Coming Out Day is today, October 11th.

These days—four states are preparing to vote on same-sex marriage, with victory likely in at least one, Don’t Ask Don’t Tell headed for the dustbin of history, and progress being made on a wide variety of civil rights issues affecting lesbians and gay men—the incredible importance of coming out to the struggle for gay civil rights sometimes escapes notice.

I thought about this last weekend, when I spoke at a conference sponsored by the Northeast Ohio Center for Inquiry. The Center for Inquiry is a national secularist organization, promoting (gasp!) science and reason over supernaturalism. There were four speakers at the all-day conference, and we all took different topics. Not surprisingly, my own presentation focused upon the lack of understanding of the religion clauses of the First Amendment, and the ways in which Americans’ abysmal lack of civic literacy fostered misconceptions, and enabled revisionists determined to rewrite the country’s history.

The last speaker of the day was a lawyer from Los Angeles named Edward Tabash, and it was his talk that made me sit up and take notice.

Tabash’s talk was titled “Taking Atheism to the General Public,” and his message was simple: “We need to emulate the gay community. We need to Come Out.” As he noted, atheists and gays are two communities targeted primarily by religion. Not all religions, certainly—to suggest otherwise would be to engage in the same sort of stereotyping that we decry—but a fundamentalist, literalist “brand” of belief. Tabash urged secularists to emulate the political activism tactics of GLBT folks; as he pointed out, those tactics have resulted in impressive gains, and those gains all began with the deceptively simple act of coming out.

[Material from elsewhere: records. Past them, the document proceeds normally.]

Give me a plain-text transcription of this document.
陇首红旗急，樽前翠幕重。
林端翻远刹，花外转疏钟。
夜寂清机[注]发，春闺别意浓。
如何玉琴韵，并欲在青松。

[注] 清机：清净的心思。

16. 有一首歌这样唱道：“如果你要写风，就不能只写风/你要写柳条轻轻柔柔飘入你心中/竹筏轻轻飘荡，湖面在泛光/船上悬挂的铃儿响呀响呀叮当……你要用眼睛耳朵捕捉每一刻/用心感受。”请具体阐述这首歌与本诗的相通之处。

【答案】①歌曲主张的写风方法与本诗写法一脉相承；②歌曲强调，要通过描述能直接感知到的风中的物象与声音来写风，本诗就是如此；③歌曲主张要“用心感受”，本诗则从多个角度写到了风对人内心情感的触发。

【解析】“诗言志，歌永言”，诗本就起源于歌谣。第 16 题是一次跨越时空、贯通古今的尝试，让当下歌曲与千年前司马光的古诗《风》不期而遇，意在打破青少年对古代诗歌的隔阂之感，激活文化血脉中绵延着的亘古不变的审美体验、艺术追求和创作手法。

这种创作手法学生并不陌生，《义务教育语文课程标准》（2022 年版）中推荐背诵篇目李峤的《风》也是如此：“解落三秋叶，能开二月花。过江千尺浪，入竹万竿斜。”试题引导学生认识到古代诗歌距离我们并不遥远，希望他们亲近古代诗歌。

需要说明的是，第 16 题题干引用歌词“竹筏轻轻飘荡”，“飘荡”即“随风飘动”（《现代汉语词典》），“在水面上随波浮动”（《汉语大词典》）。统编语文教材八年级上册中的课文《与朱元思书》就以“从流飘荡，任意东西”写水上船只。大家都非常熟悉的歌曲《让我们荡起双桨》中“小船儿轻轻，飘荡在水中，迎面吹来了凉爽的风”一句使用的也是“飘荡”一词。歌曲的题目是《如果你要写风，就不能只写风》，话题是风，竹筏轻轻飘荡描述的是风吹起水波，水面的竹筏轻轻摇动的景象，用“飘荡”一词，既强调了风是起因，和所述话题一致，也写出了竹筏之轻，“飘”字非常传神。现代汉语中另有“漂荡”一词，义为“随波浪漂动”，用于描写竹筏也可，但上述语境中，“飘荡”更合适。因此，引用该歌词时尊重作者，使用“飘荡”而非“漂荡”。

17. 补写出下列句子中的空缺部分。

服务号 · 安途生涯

Last Tuesday, I had the honor of emceeing (is that a word?) IUPUI’s third annual Harvey Milk dinner. The dinner draws the campus GLBT faculty and staff and allies, and it has grown steadily since the first dinner. Two hundred and twenty people attended this year’s event; they filled a sizeable space in the Campus Center. An event like that—with that sort of attendance in that sort of venue—would have been inconceivable even ten years ago. It was possible because people took deep breaths, risked families and friendships and livlihoods, and demanded social recognition. They came out.

They took those risks in order to honor their deepest natures, in order to live honestly.

It took guts.

The local CFI has lots of members, but a significant number of them are “lurkers,” on the organization’s website, but unwilling to be identified. Many of them live in small Indiana communities, and rightly fear the reaction of their employers and neighbors. Still, as Tabash noted, the prejudice against secularists won’t change until more of us come out.